- Date: 10–17 July 2022
- Location: Scotland

Teams
- Namibia: Nepal / Scotland

Captains
- Gerhard Erasmus: Sandeep Lamichhane / Richie Berrington

Most runs
- Jan Nicol Loftie-Eaton (145): Aasif Sheikh (159) / Calum MacLeod (186)

Most wickets
- Bernard Scholtz (7): Sandeep Lamichhane (11) / Gavin Main (9) Hamza Tahir (9)

= 2022 Scotland Tri-Nation Series (July) =

Cricket tournament

The 2022 Scotland Tri-Nation Series was the 14th round of the 2019–2023 ICC Cricket World Cup League 2 cricket tournament that took place in Scotland in July 2022. It was a tri-nation series between Namibia, Nepal and the Scotland cricket teams, with the matches played as One Day International (ODI) fixtures. The ICC Cricket World Cup League 2 formed part of the qualification pathway to the 2023 Cricket World Cup.

After being originally scheduled to take place in Scotland in 2020, the series was rescheduled to take place in Spain in July 2021. However, in June 2021, the series was postponed by a year, after the Namibian team were unable to travel due to the COVID-19 pandemic. The rescheduled fixtures were announced in May 2022, with all the matches played at Titwood in Glasgow and the Cambusdoon New Ground in Ayr.

==Background==
Originally the series was scheduled to take place in July 2020. Four matches were scheduled to be played in Glasgow at Titwood, the home ground of Clydesdale Cricket Club, with the other two fixtures being played at The Grange Club in Edinburgh. However, due to the COVID-19 pandemic, all cricket facilities in Scotland were closed until 1 July 2020. On 10 June 2020, the International Cricket Council (ICC) confirmed that the tournament had been postponed due to the pandemic. In December 2020, the ICC announced the rescheduled dates for the series.

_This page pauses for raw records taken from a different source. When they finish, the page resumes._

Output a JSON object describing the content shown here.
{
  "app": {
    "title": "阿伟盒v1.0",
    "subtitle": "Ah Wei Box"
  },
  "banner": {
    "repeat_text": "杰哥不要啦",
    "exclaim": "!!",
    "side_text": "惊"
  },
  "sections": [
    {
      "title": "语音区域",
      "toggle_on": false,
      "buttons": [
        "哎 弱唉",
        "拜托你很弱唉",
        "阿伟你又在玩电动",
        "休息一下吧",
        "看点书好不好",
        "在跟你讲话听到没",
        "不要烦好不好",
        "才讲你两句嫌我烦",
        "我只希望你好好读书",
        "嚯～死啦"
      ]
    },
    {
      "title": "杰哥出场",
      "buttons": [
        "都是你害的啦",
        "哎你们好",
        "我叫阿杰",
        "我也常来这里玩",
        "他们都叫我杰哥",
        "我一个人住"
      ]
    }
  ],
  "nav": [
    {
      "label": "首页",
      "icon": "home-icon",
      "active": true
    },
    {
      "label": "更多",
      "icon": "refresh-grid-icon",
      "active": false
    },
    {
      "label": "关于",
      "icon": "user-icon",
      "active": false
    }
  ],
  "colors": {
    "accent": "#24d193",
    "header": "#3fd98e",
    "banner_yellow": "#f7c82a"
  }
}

After being rescheduled to take place in Scotland in July 2021, the tri-series was later moved to Spain, due to the COVID-19 pandemic. In June 2021, the Cricket Association of Nepal (CAN) named a twenty-man preliminary squad for the series. On 24 June 2021, the series was postponed to July 2022, due to restrictions imposed in Namibia arising from the COVID-19 pandemic.

==Squads==

| Namibia | Nepal | Scotland |
|---|---|---|
| Gerhard Erasmus (c); Pikky Ya France; Jan Frylinck; Zane Green (wk); Divan la Cock; Jan Nicol Loftie-Eaton; Lo-handre Louwrens; Tangeni Lungameni; Bernard Scholtz; Ben Shikongo; JJ Smit; Ruben Trumpelmann; David Wiese; Craig Williams; | Sandeep Lamichhane (c); Rohit Paudel (vc); Basir Ahamad; Dipendra Singh Airee; Mohammad Aadil Alam; Binod Bhandari (wk); Kushal Bhurtel; Sompal Kami; Karan KC; Dev Khanal; Kishore Mahato; Pawan Sarraf; Aarif Sheikh; Aasif Sheikh (wk); | Richie Berrington (c); Matthew Cross (vc, wk); Dylan Budge; Kyle Coetzer; Alasdair Evans; Chris Greaves; Michael Leask; Calum MacLeod; Gavin Main; Christopher McBride; George Munsey; Adrian Neill; Safyaan Sharif; Chris Sole; Hamza Tahir; Mark Watt; |

On the day prior to the start of the series, Scotland named Alasdair Evans and Chris Greaves in their squad, replacing Dylan Budge and Chris Sole.